You are teacher Mr. Ali, you are an academic. Are you not supposed to approach issues in an educated manner? If you are not a student of a particular discipline, why do you put yourself at pains of writing on it at all? By asking the Shia to customize their religion according to the desires of the majority you are blaming the victim, instead of holding the culprit accountable.

I notice that after being questioned by Sunni, Shia, Ahmadi and non-Muslim readers on Twitter and elsewhere, and perhaps also in response to some advice from your university, you decided to retract some parts of your offensive article and offered an apology on your personal blog. Yet, you deemed it fit to present yourself as a victim of ban on free speech, and wrote yet another follow-up article which, though more refined than your initial candid stereotyping, is equally dishonest about Shia Muslims and their ongoing, systematic massacres in Pakistan.

Playing a victim (as you did) is easy, speaking up for real victims requires courage.
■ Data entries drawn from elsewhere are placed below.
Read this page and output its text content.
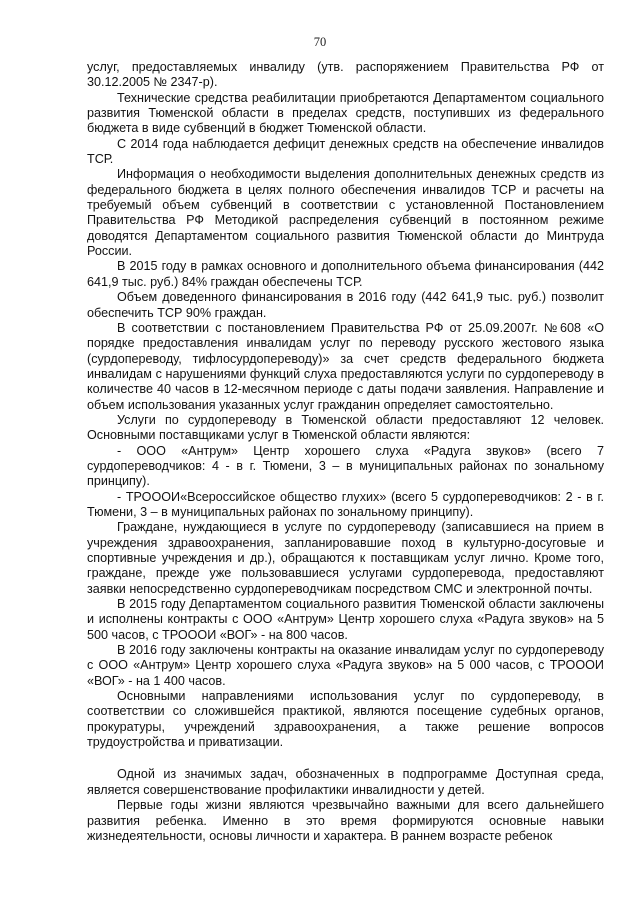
70

услуг, предоставляемых инвалиду (утв. распоряжением Правительства РФ от 30.12.2005 № 2347-р).

Технические средства реабилитации приобретаются Департаментом социального развития Тюменской области в пределах средств, поступивших из федерального бюджета в виде субвенций в бюджет Тюменской области.

С 2014 года наблюдается дефицит денежных средств на обеспечение инвалидов ТСР.

Информация о необходимости выделения дополнительных денежных средств из федерального бюджета в целях полного обеспечения инвалидов ТСР и расчеты на требуемый объем субвенций в соответствии с установленной Постановлением Правительства РФ Методикой распределения субвенций в постоянном режиме доводятся Департаментом социального развития Тюменской области до Минтруда России.

В 2015 году в рамках основного и дополнительного объема финансирования (442 641,9 тыс. руб.) 84% граждан обеспечены ТСР.

Объем доведенного финансирования в 2016 году (442 641,9 тыс. руб.) позволит обеспечить ТСР 90% граждан.

В соответствии с постановлением Правительства РФ от 25.09.2007г. №608 «О порядке предоставления инвалидам услуг по переводу русского жестового языка (сурдопереводу, тифлосурдопереводу)» за счет средств федерального бюджета инвалидам с нарушениями функций слуха предоставляются услуги по сурдопереводу в количестве 40 часов в 12-месячном периоде с даты подачи заявления. Направление и объем использования указанных услуг гражданин определяет самостоятельно.

Услуги по сурдопереводу в Тюменской области предоставляют 12 человек. Основными поставщиками услуг в Тюменской области являются:

- ООО «Антрум» Центр хорошего слуха «Радуга звуков» (всего 7 сурдопереводчиков: 4 - в г. Тюмени, 3 – в муниципальных районах по зональному принципу).

- ТРОООИ«Всероссийское общество глухих» (всего 5 сурдопереводчиков: 2 - в г. Тюмени, 3 – в муниципальных районах по зональному принципу).

Граждане, нуждающиеся в услуге по сурдопереводу (записавшиеся на прием в учреждения здравоохранения, запланировавшие поход в культурно-досуговые и спортивные учреждения и др.), обращаются к поставщикам услуг лично. Кроме того, граждане, прежде уже пользовавшиеся услугами сурдоперевода, предоставляют заявки непосредственно сурдопереводчикам посредством СМС и электронной почты.

В 2015 году Департаментом социального развития Тюменской области заключены и исполнены контракты с ООО «Антрум» Центр хорошего слуха «Радуга звуков» на 5 500 часов, с ТРОООИ «ВОГ» - на 800 часов.

В 2016 году заключены контракты на оказание инвалидам услуг по сурдопереводу с ООО «Антрум» Центр хорошего слуха «Радуга звуков» на 5 000 часов, с ТРОООИ «ВОГ» - на 1 400 часов.

Основными направлениями использования услуг по сурдопереводу, в соответствии со сложившейся практикой, являются посещение судебных органов, прокуратуры, учреждений здравоохранения, а также решение вопросов трудоустройства и приватизации.

Одной из значимых задач, обозначенных в подпрограмме Доступная среда, является совершенствование профилактики инвалидности у детей.

Первые годы жизни являются чрезвычайно важными для всего дальнейшего развития ребенка. Именно в это время формируются основные навыки жизнедеятельности, основы личности и характера. В раннем возрасте ребенок
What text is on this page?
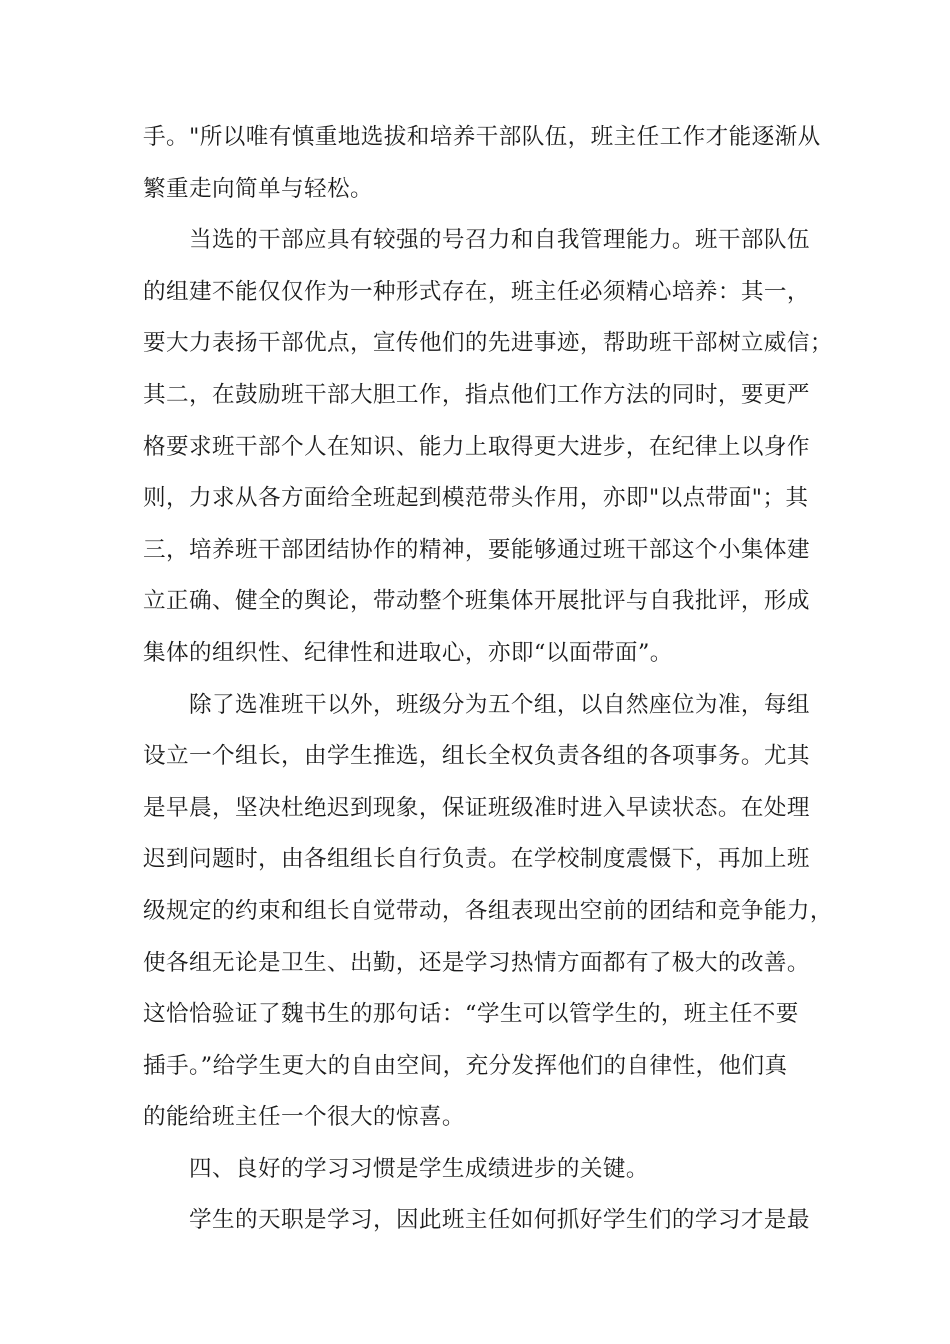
手。"所以唯有慎重地选拔和培养干部队伍，班主任工作才能逐渐从
繁重走向简单与轻松。
当选的干部应具有较强的号召力和自我管理能力。班干部队伍
的组建不能仅仅作为一种形式存在，班主任必须精心培养：其一，
要大力表扬干部优点，宣传他们的先进事迹，帮助班干部树立威信；
其二，在鼓励班干部大胆工作，指点他们工作方法的同时，要更严
格要求班干部个人在知识、能力上取得更大进步，在纪律上以身作
则，力求从各方面给全班起到模范带头作用，亦即"以点带面"；其
三，培养班干部团结协作的精神，要能够通过班干部这个小集体建
立正确、健全的舆论，带动整个班集体开展批评与自我批评，形成
集体的组织性、纪律性和进取心，亦即“以面带面”。
除了选准班干以外，班级分为五个组，以自然座位为准，每组
设立一个组长，由学生推选，组长全权负责各组的各项事务。尤其
是早晨，坚决杜绝迟到现象，保证班级准时进入早读状态。在处理
迟到问题时，由各组组长自行负责。在学校制度震慑下，再加上班
级规定的约束和组长自觉带动，各组表现出空前的团结和竞争能力，
使各组无论是卫生、出勤，还是学习热情方面都有了极大的改善。
这恰恰验证了魏书生的那句话：“学生可以管学生的，班主任不要
插手。”给学生更大的自由空间，充分发挥他们的自律性，他们真
的能给班主任一个很大的惊喜。
四、良好的学习习惯是学生成绩进步的关键。
学生的天职是学习，因此班主任如何抓好学生们的学习才是最
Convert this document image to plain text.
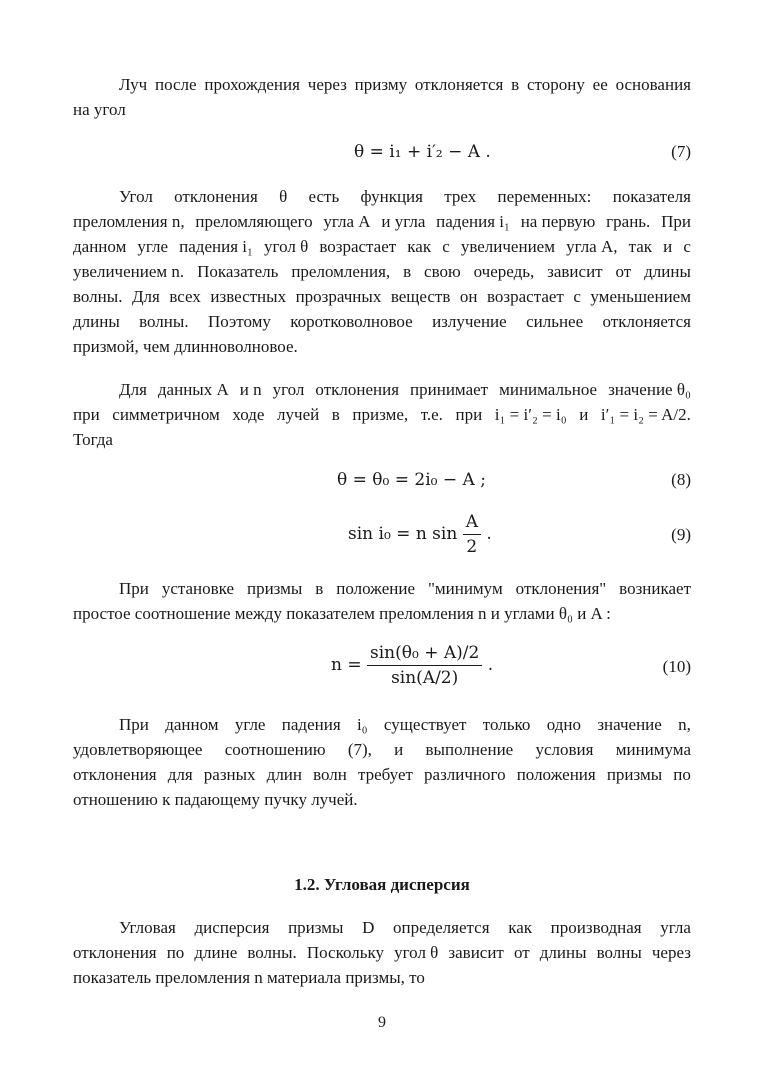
Луч после прохождения через призму отклоняется в сторону ее основания
на угол
θ = i₁ + i′₂ − A .	(7)
Угол отклонения θ есть функция трех переменных: показателя
преломления n, преломляющего угла A и угла падения i₁ на первую грань. При
данном угле падения i₁ угол θ возрастает как с увеличением угла A, так и с
увеличением n. Показатель преломления, в свою очередь, зависит от длины
волны. Для всех известных прозрачных веществ он возрастает с уменьшением
длины волны. Поэтому коротковолновое излучение сильнее отклоняется
призмой, чем длинноволновое.
Для данных A и n угол отклонения принимает минимальное значение θ₀
при симметричном ходе лучей в призме, т.е. при i₁ = i′₂ = i₀ и i′₁ = i₂ = A/2.
Тогда
θ = θ₀ = 2i₀ − A ;	(8)
sin i₀ = n $\sin \frac{A}{2}$ .	(9)
При установке призмы в положение "минимум отклонения" возникает
простое соотношение между показателем преломления n и углами θ₀ и A :
$n = \frac{\text{sin(θ₀ + A)/2}}{\sin(A/2)}$ .	(10)
При данном угле падения i₀ существует только одно значение n,
удовлетворяющее соотношению (7), и выполнение условия минимума
отклонения для разных длин волн требует различного положения призмы по
отношению к падающему пучку лучей.
1.2. Угловая дисперсия
Угловая дисперсия призмы D определяется как производная угла
отклонения по длине волны. Поскольку угол θ зависит от длины волны через
показатель преломления n материала призмы, то
9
Instead of telling the Shia that they are killed because they deserve it, you could have asked those who kill Shias to accept Shias as they are instead of killing them for what they are. Compromises and acceptability must come from the position of strength; the majority needs to embrace the minority, because the latter is always insecure, and in this case, for all the right reasons.

Your criticism of Shias, or Shia rituals as you put it, was uncalled for, unjustified and unfair. Your follow-up article on Foreign policy was a cry of despair and reaffirmed your aversion of Shias. It might have been either because of you religious inclinations, or your skewed and elitist worldview. Whatever the reason, the result is evident. You too need some introspection. Try to understand people by thinking like them for a moment, rather than sticking to your ossified modern stereotypes of all those who do not fit your definition of humanity and modernity.